PHA has traditionally been an expensive process simply because sourcing carbon to stress the bacterias from which PHA are made has historically been expensive. However, Industrial Off-Gas and now Hydrogen Gas Producer platforms like TITAN and ASMARA provide both the technology and the means of scale to produce PHA at a whole new scale of production because they convert abundant waste into carbon-rich feedstock on mass. There are many applications for PHA through Microbial Fermentation including Ethanol and the replacement of each of the oil-based plastics as well as alt leather collagen.

Alt Leather Collagen a product of circularity

The collagen PHA application produces a natural leather substitute that looks like leather, feels like leather breathes and wears like leather because it has the same chemical structure as the leather. The microbes which produce alt leather collagen are fed a rich carbon source a product of end-of-life cycle extinction for abundant materials for which there is currently no end-of-life value proposition.

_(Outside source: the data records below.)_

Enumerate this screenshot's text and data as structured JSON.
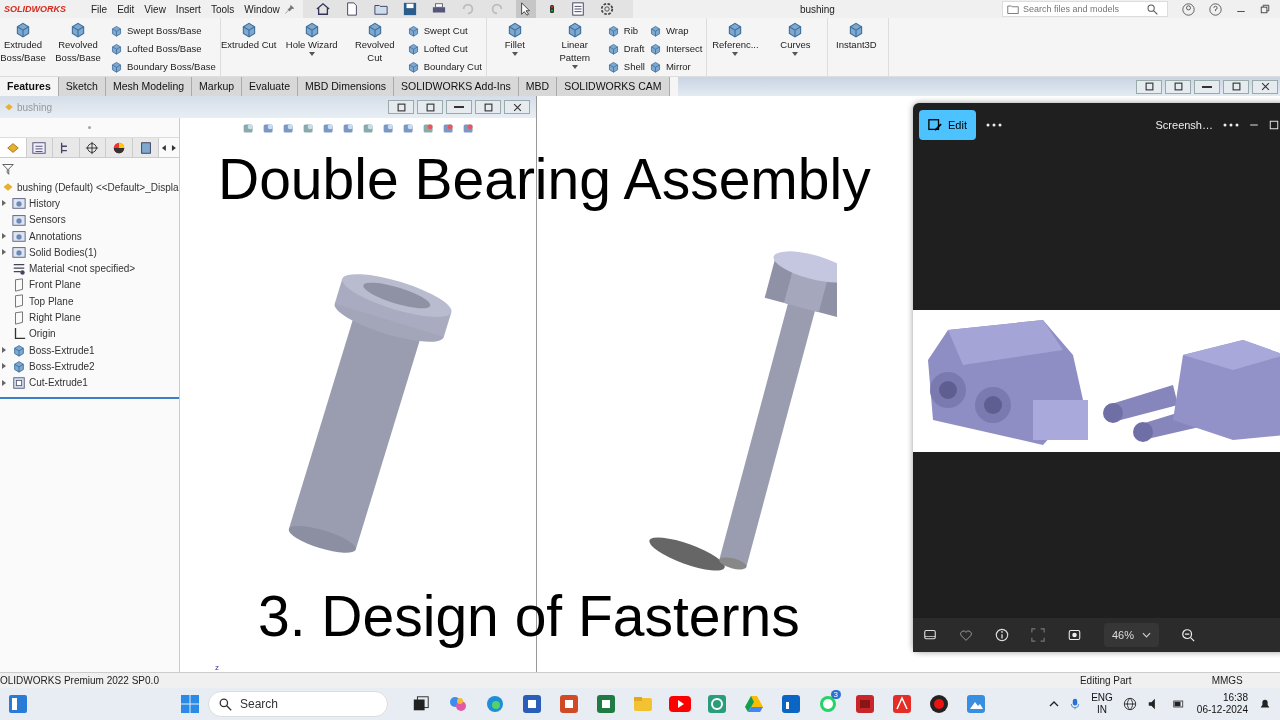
{
  "title_bar": {
    "logo": "SOLIDWORKS",
    "menu": [
      "File",
      "Edit",
      "View",
      "Insert",
      "Tools",
      "Window"
    ],
    "document_title": "bushing",
    "search": {
      "placeholder": "Search files and models"
    }
  },
  "ribbon": [
    {
      "items": [
        {
          "kind": "large",
          "label": "Extruded Boss/Base",
          "dropdown": false
        },
        {
          "kind": "large",
          "label": "Revolved Boss/Base",
          "dropdown": false
        },
        {
          "kind": "stack",
          "items": [
            "Swept Boss/Base",
            "Lofted Boss/Base",
            "Boundary Boss/Base"
          ]
        }
      ]
    },
    {
      "items": [
        {
          "kind": "large",
          "label": "Extruded Cut",
          "dropdown": false
        },
        {
          "kind": "large",
          "label": "Hole Wizard",
          "dropdown": true
        },
        {
          "kind": "large",
          "label": "Revolved Cut",
          "dropdown": false
        },
        {
          "kind": "stack",
          "items": [
            "Swept Cut",
            "Lofted Cut",
            "Boundary Cut"
          ]
        }
      ]
    },
    {
      "items": [
        {
          "kind": "large",
          "label": "Fillet",
          "dropdown": true
        },
        {
          "kind": "large",
          "label": "Linear Pattern",
          "dropdown": true
        },
        {
          "kind": "stack",
          "items": [
            "Rib",
            "Draft",
            "Shell"
          ]
        },
        {
          "kind": "stack",
          "items": [
            "Wrap",
            "Intersect",
            "Mirror"
          ]
        }
      ]
    },
    {
      "items": [
        {
          "kind": "large",
          "label": "Referenc...",
          "dropdown": true
        },
        {
          "kind": "large",
          "label": "Curves",
          "dropdown": true
        }
      ]
    },
    {
      "items": [
        {
          "kind": "large",
          "label": "Instant3D",
          "dropdown": false
        }
      ]
    }
  ],
  "command_tabs": [
    {
      "label": "Features",
      "selected": true
    },
    {
      "label": "Sketch",
      "selected": false
    },
    {
      "label": "Mesh Modeling",
      "selected": false
    },
    {
      "label": "Markup",
      "selected": false
    },
    {
      "label": "Evaluate",
      "selected": false
    },
    {
      "label": "MBD Dimensions",
      "selected": false
    },
    {
      "label": "SOLIDWORKS Add-Ins",
      "selected": false
    },
    {
      "label": "MBD",
      "selected": false
    },
    {
      "label": "SOLIDWORKS CAM",
      "selected": false
    }
  ],
  "document_window": {
    "title": "bushing"
  },
  "panel_tabs": [
    {
      "kind": "features",
      "selected": true
    },
    {
      "kind": "properties",
      "selected": false
    },
    {
      "kind": "configurations",
      "selected": false
    },
    {
      "kind": "origin",
      "selected": false
    },
    {
      "kind": "appearance",
      "selected": false
    },
    {
      "kind": "display",
      "selected": false
    }
  ],
  "tree": {
    "label": "bushing (Default) <<Default>_Displa",
    "children": [
      {
        "label": "History",
        "kind": "folder",
        "expandable": true
      },
      {
        "label": "Sensors",
        "kind": "folder",
        "expandable": false
      },
      {
        "label": "Annotations",
        "kind": "folder",
        "expandable": true
      },
      {
        "label": "Solid Bodies(1)",
        "kind": "folder",
        "expandable": true
      },
      {
        "label": "Material <not specified>",
        "kind": "material",
        "expandable": false
      },
      {
        "label": "Front Plane",
        "kind": "plane",
        "expandable": false
      },
      {
        "label": "Top Plane",
        "kind": "plane",
        "expandable": false
      },
      {
        "label": "Right Plane",
        "kind": "plane",
        "expandable": false
      },
      {
        "label": "Origin",
        "kind": "origin",
        "expandable": false
      },
      {
        "label": "Boss-Extrude1",
        "kind": "feature",
        "expandable": true
      },
      {
        "label": "Boss-Extrude2",
        "kind": "feature",
        "expandable": true
      },
      {
        "label": "Cut-Extrude1",
        "kind": "cut",
        "expandable": true
      }
    ]
  },
  "viewport": {
    "triad_label": "z"
  },
  "overlay": {
    "heading": "Double Bearing Assembly",
    "subheading": "3. Design of Fasterns"
  },
  "photo_viewer": {
    "edit_label": "Edit",
    "title": "Screensh…",
    "zoom": "46%"
  },
  "status_bar": {
    "product": "OLIDWORKS Premium 2022 SP0.0",
    "mode": "Editing Part",
    "units": "MMGS"
  },
  "taskbar": {
    "search": "Search",
    "apps": [
      {
        "kind": "taskview"
      },
      {
        "kind": "copilot"
      },
      {
        "kind": "edge"
      },
      {
        "kind": "word"
      },
      {
        "kind": "powerpoint"
      },
      {
        "kind": "excel"
      },
      {
        "kind": "explorer"
      },
      {
        "kind": "youtube"
      },
      {
        "kind": "chatgpt"
      },
      {
        "kind": "drive"
      },
      {
        "kind": "linkedin"
      },
      {
        "kind": "whatsapp",
        "badge": "3"
      },
      {
        "kind": "solidworks"
      },
      {
        "kind": "acrobat"
      },
      {
        "kind": "record"
      },
      {
        "kind": "photos"
      }
    ],
    "language": "ENG",
    "region": "IN",
    "time": "16:38",
    "date": "06-12-2024"
  }
}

We produce more and more plastics, these plastics are commingled with all kinds of conglomerates which have and continue to defy commercial reasons for recycling. Hydrogen Producer Gas technology platforms like TITAN and ASMARA hand in hand with Microbial Fermentation create total circularity and with a twist because it will never be too late in our lifetime to collect and process almost all the plastics everywhere.